For fourteen-year-old Laura, the book is about more than surviving harsh weather conditions. The Long Winter tests her growing spirit, pitting her against those closest to her in a struggle to remain patient and calm and to fulfill what she knows is her duty. Life was surely less complicated in a society in which the rules of success were so clear. Given a sweet disposition, a strong faith, and a womanly manner, a pioneer girl has everything she needs to move forward. But Laura can’t or won’t fit into that mold. She is challenged by the circumstances around her and by an internal rebellion that constantly threatens the family unit. This struggle to simultaneously belong and break away is all too familiar to anyone who didn’t grow up gracefully. And if Laura doesn’t exactly learn patience, she learns that her family has what it needs to sustain itself.

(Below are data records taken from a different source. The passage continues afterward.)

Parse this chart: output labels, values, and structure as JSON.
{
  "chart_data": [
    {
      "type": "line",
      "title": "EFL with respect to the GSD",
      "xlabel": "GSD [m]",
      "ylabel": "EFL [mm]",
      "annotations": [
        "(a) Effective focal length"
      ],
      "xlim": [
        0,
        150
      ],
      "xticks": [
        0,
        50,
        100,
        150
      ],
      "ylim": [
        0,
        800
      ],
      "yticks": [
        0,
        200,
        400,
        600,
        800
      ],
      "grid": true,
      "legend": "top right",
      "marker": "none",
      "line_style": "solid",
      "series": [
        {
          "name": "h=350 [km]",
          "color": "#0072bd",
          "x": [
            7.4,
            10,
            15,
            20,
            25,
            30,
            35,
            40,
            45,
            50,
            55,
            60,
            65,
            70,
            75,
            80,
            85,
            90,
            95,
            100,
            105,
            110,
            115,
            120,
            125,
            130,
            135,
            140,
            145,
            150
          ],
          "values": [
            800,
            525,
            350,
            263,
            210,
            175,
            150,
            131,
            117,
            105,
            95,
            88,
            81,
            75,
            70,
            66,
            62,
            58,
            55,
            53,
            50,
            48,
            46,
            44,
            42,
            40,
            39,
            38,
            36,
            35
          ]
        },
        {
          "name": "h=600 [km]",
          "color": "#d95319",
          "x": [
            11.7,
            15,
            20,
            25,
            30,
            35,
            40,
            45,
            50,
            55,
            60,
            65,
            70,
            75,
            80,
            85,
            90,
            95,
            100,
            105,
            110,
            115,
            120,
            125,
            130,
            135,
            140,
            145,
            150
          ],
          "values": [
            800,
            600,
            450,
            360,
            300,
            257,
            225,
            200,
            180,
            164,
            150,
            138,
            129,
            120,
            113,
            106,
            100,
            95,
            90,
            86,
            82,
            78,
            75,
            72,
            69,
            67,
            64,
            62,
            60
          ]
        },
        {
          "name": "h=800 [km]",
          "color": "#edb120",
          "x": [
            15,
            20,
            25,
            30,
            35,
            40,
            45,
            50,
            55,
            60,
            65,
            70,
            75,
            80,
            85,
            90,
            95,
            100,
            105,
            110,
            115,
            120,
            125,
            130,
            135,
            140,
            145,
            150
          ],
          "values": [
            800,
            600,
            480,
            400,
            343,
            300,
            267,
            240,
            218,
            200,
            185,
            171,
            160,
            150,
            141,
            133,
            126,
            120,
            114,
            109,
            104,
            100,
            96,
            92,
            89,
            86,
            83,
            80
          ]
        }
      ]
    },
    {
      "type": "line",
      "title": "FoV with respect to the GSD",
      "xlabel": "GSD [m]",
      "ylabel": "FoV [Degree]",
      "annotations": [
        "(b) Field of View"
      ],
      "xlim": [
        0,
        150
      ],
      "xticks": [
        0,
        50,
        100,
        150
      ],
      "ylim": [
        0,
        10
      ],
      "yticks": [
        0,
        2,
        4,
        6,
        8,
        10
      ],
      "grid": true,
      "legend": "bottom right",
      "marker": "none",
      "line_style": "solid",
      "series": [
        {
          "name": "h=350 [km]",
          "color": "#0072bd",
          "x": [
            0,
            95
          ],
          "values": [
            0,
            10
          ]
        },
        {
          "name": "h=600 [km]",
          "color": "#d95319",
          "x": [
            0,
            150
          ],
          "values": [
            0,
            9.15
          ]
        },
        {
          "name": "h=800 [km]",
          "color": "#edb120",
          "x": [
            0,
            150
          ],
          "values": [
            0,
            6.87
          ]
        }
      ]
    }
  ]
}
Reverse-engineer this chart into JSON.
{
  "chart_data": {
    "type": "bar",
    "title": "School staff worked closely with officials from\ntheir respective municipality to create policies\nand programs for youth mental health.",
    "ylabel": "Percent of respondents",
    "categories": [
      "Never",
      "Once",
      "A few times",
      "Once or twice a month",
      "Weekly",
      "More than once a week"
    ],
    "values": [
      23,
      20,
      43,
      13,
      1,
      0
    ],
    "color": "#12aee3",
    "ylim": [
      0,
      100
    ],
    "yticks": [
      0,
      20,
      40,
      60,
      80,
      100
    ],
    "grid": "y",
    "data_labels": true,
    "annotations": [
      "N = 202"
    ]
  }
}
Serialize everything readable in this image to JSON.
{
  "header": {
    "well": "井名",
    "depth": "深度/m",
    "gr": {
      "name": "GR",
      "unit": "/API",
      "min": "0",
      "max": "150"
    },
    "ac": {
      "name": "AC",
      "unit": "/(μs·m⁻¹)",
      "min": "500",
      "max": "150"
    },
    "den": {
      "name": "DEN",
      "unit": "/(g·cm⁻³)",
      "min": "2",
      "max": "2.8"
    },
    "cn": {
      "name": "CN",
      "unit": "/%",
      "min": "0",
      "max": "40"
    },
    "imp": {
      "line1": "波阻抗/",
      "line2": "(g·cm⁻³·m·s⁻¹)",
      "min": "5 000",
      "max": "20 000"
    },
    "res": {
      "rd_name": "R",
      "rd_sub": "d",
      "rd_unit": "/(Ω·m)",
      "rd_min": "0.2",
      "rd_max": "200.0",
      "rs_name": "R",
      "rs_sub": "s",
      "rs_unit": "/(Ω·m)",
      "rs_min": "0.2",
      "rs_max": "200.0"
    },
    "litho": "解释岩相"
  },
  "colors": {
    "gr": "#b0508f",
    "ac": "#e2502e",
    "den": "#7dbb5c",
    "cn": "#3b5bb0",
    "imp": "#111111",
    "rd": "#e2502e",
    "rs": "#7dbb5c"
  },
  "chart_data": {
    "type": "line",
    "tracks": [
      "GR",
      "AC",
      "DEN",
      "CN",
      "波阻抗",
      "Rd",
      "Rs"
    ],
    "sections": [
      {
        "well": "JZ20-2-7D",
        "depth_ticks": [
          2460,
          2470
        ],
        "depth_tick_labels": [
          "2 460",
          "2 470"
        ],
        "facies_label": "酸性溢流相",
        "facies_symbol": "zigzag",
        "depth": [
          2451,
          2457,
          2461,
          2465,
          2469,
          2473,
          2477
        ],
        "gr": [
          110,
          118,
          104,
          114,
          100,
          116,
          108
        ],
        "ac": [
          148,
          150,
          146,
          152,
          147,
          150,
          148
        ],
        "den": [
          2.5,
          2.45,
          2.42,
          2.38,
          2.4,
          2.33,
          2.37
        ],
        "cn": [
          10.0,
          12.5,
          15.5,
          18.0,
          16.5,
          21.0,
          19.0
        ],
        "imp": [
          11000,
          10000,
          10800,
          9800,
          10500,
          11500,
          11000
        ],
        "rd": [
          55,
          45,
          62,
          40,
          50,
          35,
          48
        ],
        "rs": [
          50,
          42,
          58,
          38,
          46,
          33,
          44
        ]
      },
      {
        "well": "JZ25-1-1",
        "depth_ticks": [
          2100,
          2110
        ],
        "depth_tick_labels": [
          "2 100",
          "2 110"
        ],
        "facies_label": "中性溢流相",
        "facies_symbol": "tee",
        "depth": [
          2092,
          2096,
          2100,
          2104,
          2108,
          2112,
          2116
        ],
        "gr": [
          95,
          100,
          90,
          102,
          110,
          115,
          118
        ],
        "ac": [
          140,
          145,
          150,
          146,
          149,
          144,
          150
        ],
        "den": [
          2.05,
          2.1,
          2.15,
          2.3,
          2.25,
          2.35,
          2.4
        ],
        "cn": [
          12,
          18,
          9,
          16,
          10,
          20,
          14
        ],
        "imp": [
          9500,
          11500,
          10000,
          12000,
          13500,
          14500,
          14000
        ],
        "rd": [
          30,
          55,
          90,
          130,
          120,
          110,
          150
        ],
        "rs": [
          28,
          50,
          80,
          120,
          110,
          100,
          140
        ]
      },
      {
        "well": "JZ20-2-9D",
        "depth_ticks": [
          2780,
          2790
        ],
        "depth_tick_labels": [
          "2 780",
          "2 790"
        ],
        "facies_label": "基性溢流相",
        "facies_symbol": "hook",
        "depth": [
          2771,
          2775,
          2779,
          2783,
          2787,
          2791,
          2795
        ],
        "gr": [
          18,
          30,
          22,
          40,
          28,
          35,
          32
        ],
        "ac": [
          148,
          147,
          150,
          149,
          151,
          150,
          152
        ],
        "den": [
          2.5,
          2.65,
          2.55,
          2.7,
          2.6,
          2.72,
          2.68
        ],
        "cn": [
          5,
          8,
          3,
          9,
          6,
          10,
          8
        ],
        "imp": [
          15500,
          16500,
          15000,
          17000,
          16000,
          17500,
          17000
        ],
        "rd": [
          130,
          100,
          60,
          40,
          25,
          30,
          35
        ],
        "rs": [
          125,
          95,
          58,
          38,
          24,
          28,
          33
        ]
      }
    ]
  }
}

Laura the woman was no stranger to privation and insecurity. The Little House books she struggled to write did not entirely heal the rifts with her daughter, but they went a long way toward restoring the love and collegiality at the center of their relationship. When she finished writing the series at last, Laura knew she could rest. Her work was done; she had given something far larger than herself to her daughter and to the generations yet to discover a bit of themselves on Laura’s own vast, remembered prairie.

For Laura Ingalls Wilder, the Great Depression wasn’t a jarring shock. It was a reminder of the simpler, less materialistic days of her childhood, days when one flickering lamp held together a family, outshining her personal desires. After the profligate 1920s, the ‘30s must have seemed more comfortable to Laura, who struggled with modernity throughout her adult life. Even in her old age, her first impulse when financial difficulty arose was to cut off the electricity to the house. She had lived so long without it that it must have seemed like an easily expendable luxury.